About a week ago, a massively popular and widely circulated thread on Reddit posited that Apple purposely slows down performance on iPhones with older batteries. The basis for the seemingly sensational claim stemmed from a user who replaced his iPhone 6s battery with a brand new one and quickly noticed that performance was much improved. After doing some Geekbench testing with both the older battery and the new one, his suspicions were backed up by cold hard data.
Diving into the matter, Geekbench founder John Poole recently decided to do some testing of his own by measuring system performance on the iPhone 6s and iPhone 7 running various iterations of iOS. Poole subsequently found some interesting performance degradation when going from iOS 10.2.0 and 10.2.1.
So what exactly is going on here? Is it possible that all the cynics who have been claiming that Apple engages in planned obsolescence have been right all along? That’s something of a stretch, but the reality is that Apple has been limiting performance on certain iPhone models with older and lower-capacity batteries as a means to prevent unexpected shutdowns via sudden battery drainage.
First, it appears the problem is widespread, and will only get worse as phones (and their batteries) continue to age. See, for example, the difference between the distribution of iPhone 6s scores between 10.2.1 and 11.2.0.
Second, the problem is due, in part, to a change in iOS. The difference between 10.2.0 and 10.2.1 is too abrupt to be just a function of battery condition. I believe (as do others) that Apple introduced a change to limit performance when battery condition decreases past a certain point.

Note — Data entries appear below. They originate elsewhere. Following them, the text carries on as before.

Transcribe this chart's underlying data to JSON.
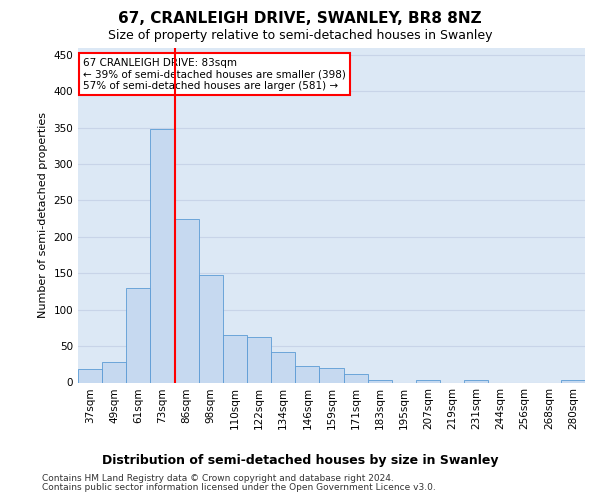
{
  "title": "67, CRANLEIGH DRIVE, SWANLEY, BR8 8NZ",
  "subtitle": "Size of property relative to semi-detached houses in Swanley",
  "xlabel": "Distribution of semi-detached houses by size in Swanley",
  "ylabel": "Number of semi-detached properties",
  "footnote1": "Contains HM Land Registry data © Crown copyright and database right 2024.",
  "footnote2": "Contains public sector information licensed under the Open Government Licence v3.0.",
  "annotation_line1": "67 CRANLEIGH DRIVE: 83sqm",
  "annotation_line2": "← 39% of semi-detached houses are smaller (398)",
  "annotation_line3": "57% of semi-detached houses are larger (581) →",
  "bar_color": "#c6d9f0",
  "bar_edge_color": "#5b9bd5",
  "property_line_color": "red",
  "categories": [
    "37sqm",
    "49sqm",
    "61sqm",
    "73sqm",
    "86sqm",
    "98sqm",
    "110sqm",
    "122sqm",
    "134sqm",
    "146sqm",
    "159sqm",
    "171sqm",
    "183sqm",
    "195sqm",
    "207sqm",
    "219sqm",
    "231sqm",
    "244sqm",
    "256sqm",
    "268sqm",
    "280sqm"
  ],
  "values": [
    18,
    28,
    130,
    348,
    225,
    148,
    65,
    62,
    42,
    22,
    20,
    11,
    4,
    0,
    3,
    0,
    3,
    0,
    0,
    0,
    3
  ],
  "ylim": [
    0,
    460
  ],
  "yticks": [
    0,
    50,
    100,
    150,
    200,
    250,
    300,
    350,
    400,
    450
  ],
  "grid_color": "#c8d4e8",
  "bg_color": "#dce8f5",
  "red_line_bar_idx": 4,
  "annotation_box_color": "white",
  "annotation_box_edge": "red",
  "title_fontsize": 11,
  "subtitle_fontsize": 9,
  "ylabel_fontsize": 8,
  "xlabel_fontsize": 9,
  "footnote_fontsize": 6.5,
  "tick_fontsize": 7.5,
  "annot_fontsize": 7.5
}
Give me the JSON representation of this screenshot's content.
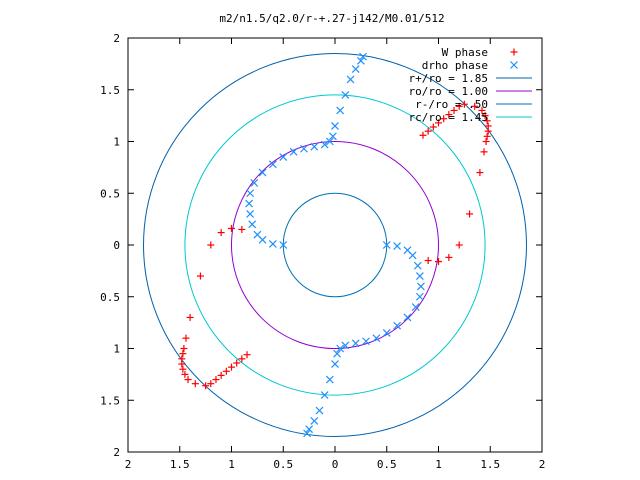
{
  "chart_data": {
    "type": "scatter",
    "title": "m2/n1.5/q2.0/r-+.27-j142/M0.01/512",
    "xlim": [
      -2,
      2
    ],
    "ylim": [
      -2,
      2
    ],
    "x_ticks": [
      "2",
      "1.5",
      "1",
      "0.5",
      "0",
      "0.5",
      "1",
      "1.5",
      "2"
    ],
    "y_ticks": [
      "2",
      "1.5",
      "1",
      "0.5",
      "0",
      "0.5",
      "1",
      "1.5",
      "2"
    ],
    "x_tick_values": [
      -2,
      -1.5,
      -1,
      -0.5,
      0,
      0.5,
      1,
      1.5,
      2
    ],
    "y_tick_values": [
      2,
      1.5,
      1,
      0.5,
      0,
      -0.5,
      -1,
      -1.5,
      -2
    ],
    "grid": false,
    "legend_position": "top-right",
    "legend": [
      {
        "label": "W phase",
        "kind": "plus",
        "color": "#ff0000"
      },
      {
        "label": "drho phase",
        "kind": "cross",
        "color": "#1e90ff"
      },
      {
        "label": "r+/ro = 1.85",
        "kind": "line",
        "color": "#0060ad"
      },
      {
        "label": "ro/ro = 1.00",
        "kind": "line",
        "color": "#9400d3"
      },
      {
        "label": "r-/ro = .50",
        "kind": "line",
        "color": "#0072b2"
      },
      {
        "label": "rc/ro = 1.45",
        "kind": "line",
        "color": "#00c8d0"
      }
    ],
    "circles": [
      {
        "name": "r+/ro",
        "radius": 1.85,
        "color": "#0060ad"
      },
      {
        "name": "ro/ro",
        "radius": 1.0,
        "color": "#9400d3"
      },
      {
        "name": "r-/ro",
        "radius": 0.5,
        "color": "#0072b2"
      },
      {
        "name": "rc/ro",
        "radius": 1.45,
        "color": "#00c8d0"
      }
    ],
    "series": [
      {
        "name": "W phase",
        "marker": "plus",
        "color": "#ff0000",
        "x": [
          0.9,
          1.0,
          1.1,
          1.2,
          1.3,
          1.4,
          1.44,
          1.46,
          1.47,
          1.48,
          1.48,
          1.47,
          1.45,
          1.42,
          1.35,
          1.25,
          1.2,
          1.15,
          1.1,
          1.05,
          1.0,
          0.95,
          0.9,
          0.85,
          -0.9,
          -1.0,
          -1.1,
          -1.2,
          -1.3,
          -1.4,
          -1.44,
          -1.46,
          -1.47,
          -1.48,
          -1.48,
          -1.47,
          -1.45,
          -1.42,
          -1.35,
          -1.25,
          -1.2,
          -1.15,
          -1.1,
          -1.05,
          -1.0,
          -0.95,
          -0.9,
          -0.85
        ],
        "y": [
          -0.15,
          -0.16,
          -0.12,
          0.0,
          0.3,
          0.7,
          0.9,
          1.0,
          1.05,
          1.1,
          1.15,
          1.2,
          1.25,
          1.3,
          1.34,
          1.36,
          1.34,
          1.3,
          1.26,
          1.22,
          1.18,
          1.14,
          1.1,
          1.06,
          0.15,
          0.16,
          0.12,
          0.0,
          -0.3,
          -0.7,
          -0.9,
          -1.0,
          -1.05,
          -1.1,
          -1.15,
          -1.2,
          -1.25,
          -1.3,
          -1.34,
          -1.36,
          -1.34,
          -1.3,
          -1.26,
          -1.22,
          -1.18,
          -1.14,
          -1.1,
          -1.06
        ]
      },
      {
        "name": "drho phase",
        "marker": "cross",
        "color": "#1e90ff",
        "x": [
          0.5,
          0.6,
          0.7,
          0.75,
          0.8,
          0.82,
          0.83,
          0.82,
          0.78,
          0.7,
          0.6,
          0.5,
          0.4,
          0.3,
          0.2,
          0.1,
          0.05,
          0.02,
          0.0,
          -0.05,
          -0.1,
          -0.15,
          -0.2,
          -0.25,
          -0.27,
          -0.5,
          -0.6,
          -0.7,
          -0.75,
          -0.8,
          -0.82,
          -0.83,
          -0.82,
          -0.78,
          -0.7,
          -0.6,
          -0.5,
          -0.4,
          -0.3,
          -0.2,
          -0.1,
          -0.05,
          -0.02,
          0.0,
          0.05,
          0.1,
          0.15,
          0.2,
          0.25,
          0.27
        ],
        "y": [
          0.0,
          -0.01,
          -0.05,
          -0.1,
          -0.2,
          -0.3,
          -0.4,
          -0.5,
          -0.6,
          -0.7,
          -0.78,
          -0.85,
          -0.9,
          -0.93,
          -0.95,
          -0.97,
          -1.0,
          -1.05,
          -1.15,
          -1.3,
          -1.45,
          -1.6,
          -1.7,
          -1.78,
          -1.82,
          0.0,
          0.01,
          0.05,
          0.1,
          0.2,
          0.3,
          0.4,
          0.5,
          0.6,
          0.7,
          0.78,
          0.85,
          0.9,
          0.93,
          0.95,
          0.97,
          1.0,
          1.05,
          1.15,
          1.3,
          1.45,
          1.6,
          1.7,
          1.78,
          1.82
        ]
      }
    ]
  }
}
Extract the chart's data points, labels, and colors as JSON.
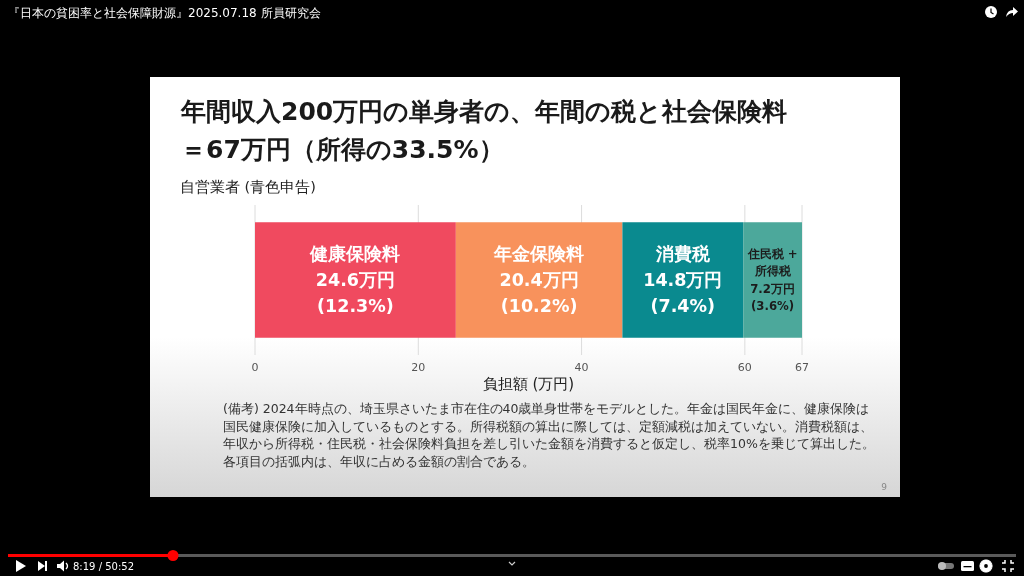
{
  "chart_data": {
    "type": "bar",
    "orientation": "horizontal",
    "stacked": true,
    "title": "年間収入200万円の単身者の、年間の税と社会保険料＝67万円（所得の33.5%）",
    "categories": [
      null
    ],
    "ylabel": "自営業者 (青色申告)",
    "xlabel": "負担額 (万円)",
    "xlim": [
      0,
      67
    ],
    "xticks": [
      0,
      20,
      40,
      60,
      67
    ],
    "grid": "x",
    "series": [
      {
        "name": "健康保険料",
        "color": "#f04a5f",
        "values": [
          24.6
        ],
        "value_labels": [
          "24.6万円\n(12.3%)"
        ]
      },
      {
        "name": "年金保険料",
        "color": "#f8925c",
        "values": [
          20.4
        ],
        "value_labels": [
          "20.4万円\n(10.2%)"
        ]
      },
      {
        "name": "消費税",
        "color": "#0a8a8f",
        "values": [
          14.8
        ],
        "value_labels": [
          "14.8万円\n(7.4%)"
        ]
      },
      {
        "name": "住民税 +\n所得税",
        "color": "#4ca89b",
        "values": [
          7.2
        ],
        "value_labels": [
          "7.2万円\n(3.6%)"
        ]
      }
    ],
    "annotations": [
      "(備考) 2024年時点の、埼玉県さいたま市在住の40歳単身世帯をモデルとした。年金は国民年金に、健康保険は国民健康保険に加入しているものとする。所得税額の算出に際しては、定額減税は加えていない。消費税額は、年収から所得税・住民税・社会保険料負担を差し引いた金額を消費すると仮定し、税率10%を乗じて算出した。各項目の括弧内は、年収に占める金額の割合である。",
      "9",
      "『日本の貧困率と社会保障財源』2025.07.18 所員研究会",
      "8:19 / 50:52"
    ]
  }
}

Shedding some further light on the matter, Poole cites the following explanation that appeared on Reddit:
Because degraded batteries last much less and end up with a lower voltage Apple’s solution was to scale down CPU performance, it doesn’t solve anything and is a bad experience… but it’s better than having your device shutdown at 40% when you need it the most.
In short, Apple is apparently curtailing system performance in the interest of improved battery life. The end result, though, is that most users will be under the impression that their phone is slowing down and that it may be time to upgrade.